Why I Walk Away From 12% Yields

How guaranteed-return pitches are built — and how to spot the returns that aren’t guaranteed at all.


“Guaranteed 12%.” It is one of the most common phrases in this market, and one of the most reliable signals that I should keep walking. Not because a good return is impossible here — it is very possible — but because of the word in front of the number.

How the guarantee is manufactured

A guaranteed yield is not magic. It is a promise made by an entity, and a promise is only as good as the entity making it. So the first question is never “what is the yield?” It is “who is guaranteeing it, with what, and what happens to them if they can’t pay?”

There are a few common machines behind the number. Sometimes the guaranteed return is simply baked into an inflated purchase price — you are being handed back your own money and applauded for it.

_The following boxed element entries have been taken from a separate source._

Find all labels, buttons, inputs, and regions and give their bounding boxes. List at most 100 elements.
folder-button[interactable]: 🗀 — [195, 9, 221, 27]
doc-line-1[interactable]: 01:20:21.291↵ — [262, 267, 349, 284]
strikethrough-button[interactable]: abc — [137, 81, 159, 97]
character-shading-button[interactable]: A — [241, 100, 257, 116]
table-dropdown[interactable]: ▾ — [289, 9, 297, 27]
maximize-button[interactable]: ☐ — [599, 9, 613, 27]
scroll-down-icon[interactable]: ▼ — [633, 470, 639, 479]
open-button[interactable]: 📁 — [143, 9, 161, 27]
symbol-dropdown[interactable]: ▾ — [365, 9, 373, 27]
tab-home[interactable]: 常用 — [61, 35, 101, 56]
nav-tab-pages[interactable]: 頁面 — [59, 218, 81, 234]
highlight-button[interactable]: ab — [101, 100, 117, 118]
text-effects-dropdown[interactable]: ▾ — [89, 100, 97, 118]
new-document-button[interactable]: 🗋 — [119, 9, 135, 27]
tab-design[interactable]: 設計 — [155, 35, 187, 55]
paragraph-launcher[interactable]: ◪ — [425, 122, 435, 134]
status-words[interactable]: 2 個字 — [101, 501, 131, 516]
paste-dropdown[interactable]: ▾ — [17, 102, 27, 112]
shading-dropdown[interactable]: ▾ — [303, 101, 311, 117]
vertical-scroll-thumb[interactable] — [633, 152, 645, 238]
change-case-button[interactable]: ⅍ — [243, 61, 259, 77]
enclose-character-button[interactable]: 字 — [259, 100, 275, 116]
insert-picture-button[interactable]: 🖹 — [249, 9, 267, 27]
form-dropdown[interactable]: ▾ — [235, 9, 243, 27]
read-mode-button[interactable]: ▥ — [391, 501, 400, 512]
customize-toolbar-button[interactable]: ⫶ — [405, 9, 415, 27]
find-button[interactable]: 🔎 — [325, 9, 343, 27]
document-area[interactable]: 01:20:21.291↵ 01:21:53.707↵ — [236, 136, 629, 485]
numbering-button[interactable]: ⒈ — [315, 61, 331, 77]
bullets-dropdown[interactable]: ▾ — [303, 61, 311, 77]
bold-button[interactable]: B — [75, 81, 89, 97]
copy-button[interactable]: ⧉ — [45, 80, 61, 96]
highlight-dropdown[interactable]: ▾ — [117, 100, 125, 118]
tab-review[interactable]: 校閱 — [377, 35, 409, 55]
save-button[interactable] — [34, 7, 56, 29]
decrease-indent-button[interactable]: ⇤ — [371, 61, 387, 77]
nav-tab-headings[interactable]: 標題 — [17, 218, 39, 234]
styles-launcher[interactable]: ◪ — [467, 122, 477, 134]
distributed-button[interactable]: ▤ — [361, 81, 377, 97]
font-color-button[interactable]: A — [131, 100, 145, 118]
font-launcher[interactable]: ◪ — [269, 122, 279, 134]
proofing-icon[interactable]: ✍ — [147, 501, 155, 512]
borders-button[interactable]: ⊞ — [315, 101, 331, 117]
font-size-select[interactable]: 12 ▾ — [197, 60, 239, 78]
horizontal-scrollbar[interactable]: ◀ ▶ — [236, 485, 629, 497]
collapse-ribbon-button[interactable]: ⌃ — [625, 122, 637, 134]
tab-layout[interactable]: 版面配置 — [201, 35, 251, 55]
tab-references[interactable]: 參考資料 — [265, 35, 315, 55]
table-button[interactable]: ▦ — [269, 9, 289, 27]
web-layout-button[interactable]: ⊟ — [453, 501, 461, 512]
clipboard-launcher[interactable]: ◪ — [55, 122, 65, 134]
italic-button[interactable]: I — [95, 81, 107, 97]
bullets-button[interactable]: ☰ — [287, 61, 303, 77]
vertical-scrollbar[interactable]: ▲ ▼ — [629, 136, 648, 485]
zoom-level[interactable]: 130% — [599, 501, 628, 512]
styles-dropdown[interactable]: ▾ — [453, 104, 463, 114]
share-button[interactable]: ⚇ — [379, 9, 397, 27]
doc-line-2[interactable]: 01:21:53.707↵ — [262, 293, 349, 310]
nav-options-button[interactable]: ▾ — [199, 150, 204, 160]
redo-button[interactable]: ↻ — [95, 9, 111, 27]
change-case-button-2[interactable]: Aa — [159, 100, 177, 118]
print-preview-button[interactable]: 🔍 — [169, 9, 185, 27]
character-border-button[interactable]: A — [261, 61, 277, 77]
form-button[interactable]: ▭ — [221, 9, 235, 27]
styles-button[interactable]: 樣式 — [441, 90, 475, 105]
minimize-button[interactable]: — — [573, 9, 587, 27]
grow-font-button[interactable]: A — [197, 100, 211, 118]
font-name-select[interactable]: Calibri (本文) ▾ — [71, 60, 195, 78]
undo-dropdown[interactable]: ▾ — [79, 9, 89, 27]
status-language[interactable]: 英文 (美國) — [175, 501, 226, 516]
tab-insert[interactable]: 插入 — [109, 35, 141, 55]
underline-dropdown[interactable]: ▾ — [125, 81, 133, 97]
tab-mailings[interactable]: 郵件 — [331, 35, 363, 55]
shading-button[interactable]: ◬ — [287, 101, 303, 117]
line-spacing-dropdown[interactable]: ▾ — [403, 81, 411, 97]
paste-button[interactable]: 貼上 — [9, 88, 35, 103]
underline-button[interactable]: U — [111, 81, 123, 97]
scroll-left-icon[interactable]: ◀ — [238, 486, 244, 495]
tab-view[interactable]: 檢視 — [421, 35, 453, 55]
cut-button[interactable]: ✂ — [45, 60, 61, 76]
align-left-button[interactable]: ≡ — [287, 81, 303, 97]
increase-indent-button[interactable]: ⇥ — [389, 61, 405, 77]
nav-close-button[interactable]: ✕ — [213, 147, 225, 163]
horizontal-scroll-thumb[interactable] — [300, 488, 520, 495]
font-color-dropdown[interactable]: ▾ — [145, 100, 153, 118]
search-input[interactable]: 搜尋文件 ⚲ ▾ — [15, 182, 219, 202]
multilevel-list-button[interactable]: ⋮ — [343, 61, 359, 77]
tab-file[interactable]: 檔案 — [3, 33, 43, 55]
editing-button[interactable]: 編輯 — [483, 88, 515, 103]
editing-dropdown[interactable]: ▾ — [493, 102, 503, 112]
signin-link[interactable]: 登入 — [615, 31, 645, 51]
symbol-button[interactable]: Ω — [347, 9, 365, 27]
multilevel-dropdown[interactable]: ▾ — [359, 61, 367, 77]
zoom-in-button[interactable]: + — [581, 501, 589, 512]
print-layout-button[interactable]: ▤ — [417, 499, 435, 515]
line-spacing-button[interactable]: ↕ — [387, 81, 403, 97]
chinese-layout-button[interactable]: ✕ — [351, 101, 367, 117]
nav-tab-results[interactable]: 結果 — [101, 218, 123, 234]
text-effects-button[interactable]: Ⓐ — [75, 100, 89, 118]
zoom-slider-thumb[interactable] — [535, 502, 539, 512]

Sometimes it runs for a fixed window, after which you are exposed to the real market at a price that already priced in the guarantee. Sometimes the guarantor is a thinly capitalised entity that will not survive the first downturn that tests it. In each case the yield is real right up until the moment you need it to be.

A guarantee is a transfer of risk, not a removal of it. Always ask where the risk went.

The questions that end most pitches

I ask three things, and they end a surprising number of conversations. First: is the guaranteed return reflected in the price — would the unit be cheaper without it? Second: what is the underlying, unguaranteed yield this asset produces on its own? Third: if the guarantor disappeared tomorrow, would I still want to own this at this price?

If the naked asset is sound — good location, honest price, real demand — then the guarantee is just decoration, and I do not need it. If the naked asset is weak and the guarantee is the only reason the deal looks attractive, then I am not buying a property. I am buying a promise from a stranger, secured against my own optimism.

So I walk away from the 12%, and I go looking for the boring 6% that is actually real, actually mine, and still standing when the cycle turns. Over a decade, the boring number that survives beats the impressive number that doesn’t. Every time.